I don’t usually have problems with the language of the classics or with appreciating a book that is long out of its time, but I had one with The Monk. Although it is considered a classic gothic novel, published in the height of their popularity in 1796, I found it boring. I imagine that for its day it was very shocking.

Ambrosio is a monk at a Capuchin monastery in Madrid. Although he is considered to be almost a saint, he is full of vanity and lust. He becomes sexually obsessed with a woman who is disguised as a boy in the monastery, and succumbs to temptation. Then his eye lights on a pious virgin. Gradually, he becomes more and more debauched until he is completely given up to depravity.

What irritates me is the narrative, which is repeatedly interrupted by long and boring digressions, apparently to further the gothic flavor. An example is the story of the brave Lorenzo, who battles with bandits in the forests of Germany. The novel is also rabidly anti-Catholic, as almost all the representatives of the church are scheming, power-seeking, or just plain evil. Although the general over-the-top quality of the novel should have appealed to me, I found myself just not interested enough to finish it.

Day 199: South Riding

Cover for South RidingI had never heard of Winifred Holtby until I watched the excellent Masterpiece series South Riding. I enjoyed it so much that I picked up several of Holtby’s books. Holtby published 12 novels in the 1920’s and 1930’s, as well as pursuing a successful career as a journalist and nonfiction writer. She is known for regional fiction about Yorkshire and has a prize for regional fiction named after her.
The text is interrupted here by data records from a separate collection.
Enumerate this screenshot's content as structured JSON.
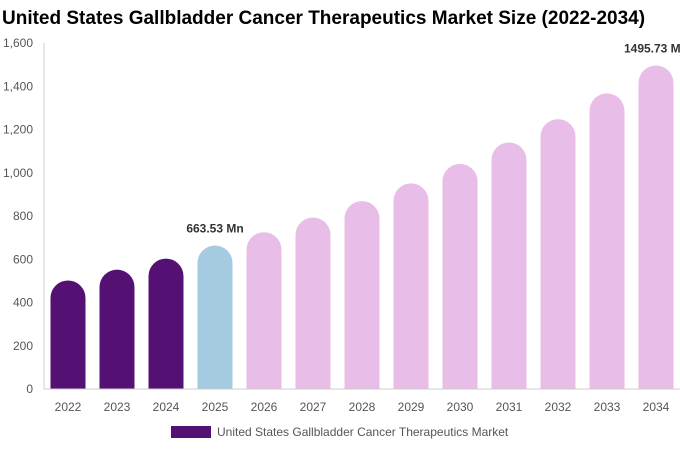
{
  "chart_data": {
    "type": "bar",
    "title": "United States Gallbladder Cancer Therapeutics Market Size (2022-2034)",
    "categories": [
      "2022",
      "2023",
      "2024",
      "2025",
      "2026",
      "2027",
      "2028",
      "2029",
      "2030",
      "2031",
      "2032",
      "2033",
      "2034"
    ],
    "series": [
      {
        "name": "United States Gallbladder Cancer Therapeutics Market",
        "values": [
          502,
          552,
          603,
          663.53,
          725,
          793,
          869,
          951,
          1041,
          1140,
          1248,
          1367,
          1495.73
        ]
      }
    ],
    "y_ticks": [
      "0",
      "200",
      "400",
      "600",
      "800",
      "1,000",
      "1,200",
      "1,400",
      "1,600"
    ],
    "ylim": [
      0,
      1600
    ],
    "data_labels": [
      {
        "category": "2025",
        "text": "663.53 Mn"
      },
      {
        "category": "2034",
        "text": "1495.73 Mn"
      }
    ],
    "colors": {
      "historical": "#541173",
      "base_year": "#a5cbe0",
      "forecast": "#e8bde8",
      "axis": "#cccccc"
    },
    "legend_position": "bottom",
    "grid": false
  }
}
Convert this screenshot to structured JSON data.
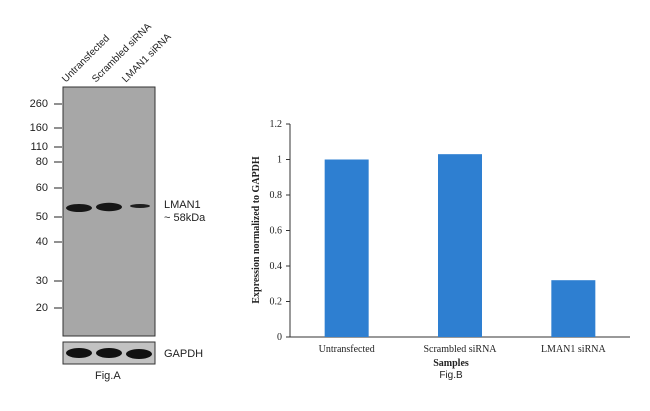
{
  "blot": {
    "lanes": [
      "Untransfected",
      "Scrambled siRNA",
      "LMAN1 siRNA"
    ],
    "mw_markers": [
      "260",
      "160",
      "110",
      "80",
      "60",
      "50",
      "40",
      "30",
      "20"
    ],
    "target_label": "LMAN1",
    "target_size": "~ 58kDa",
    "control_label": "GAPDH",
    "caption": "Fig.A"
  },
  "chart_data": {
    "type": "bar",
    "categories": [
      "Untransfected",
      "Scrambled siRNA",
      "LMAN1 siRNA"
    ],
    "values": [
      1.0,
      1.03,
      0.32
    ],
    "title": "",
    "xlabel": "Samples",
    "ylabel": "Expression normalized to GAPDH",
    "ylim": [
      0,
      1.2
    ],
    "yticks": [
      "0",
      "0.2",
      "0.4",
      "0.6",
      "0.8",
      "1",
      "1.2"
    ],
    "bar_color": "#2e7fd1",
    "caption": "Fig.B",
    "grid": false,
    "legend": "none"
  }
}
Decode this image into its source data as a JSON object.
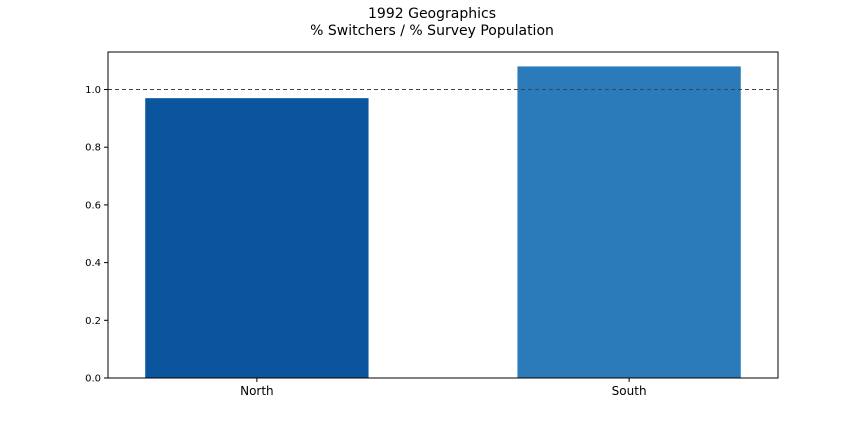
{
  "chart_data": {
    "type": "bar",
    "title": "1992 Geographics",
    "subtitle": "% Switchers / % Survey Population",
    "categories": [
      "North",
      "South"
    ],
    "values": [
      0.97,
      1.08
    ],
    "colors": [
      "#0b559f",
      "#2b7bba"
    ],
    "ylim": [
      0,
      1.13
    ],
    "yticks": [
      "0.0",
      "0.2",
      "0.4",
      "0.6",
      "0.8",
      "1.0"
    ],
    "reference_line": 1.0,
    "grid": false
  }
}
Set post-World War I, South Riding is the story of the conflict between the landed gentry and social progressives in a Yorkshire town. Sarah Burton comes to town as the headmistress of a girl’s school. She has many progressive ideas and wants to improve the school and the quality of education provided to the girls. To accomplish her goals, she asks the town to invest more money in the school.

She immediately runs afoul of Robert Carne, a local landowner. He has very conservative ideas about the town and school, but he also has some heavy concerns. Previously prosperous, he has spent all his money on care for his mentally ill wife. He also has the care of a young daughter who is having her own problems.

Unlike the television series, the novel has a huge sweep and does not concentrate on Sarah, but presents the stories of about fifteen other major characters. It deals with issues like education, poverty, and governmental corruption as well as family relationships. The characters are all carefully delineated so that you feel that you know each one.

The novel is beautifully written, although it gets just a little preachy at the end. Some reviewers have compared Holtby to George Eliot because of her interest in local social issues and her breadth of scope.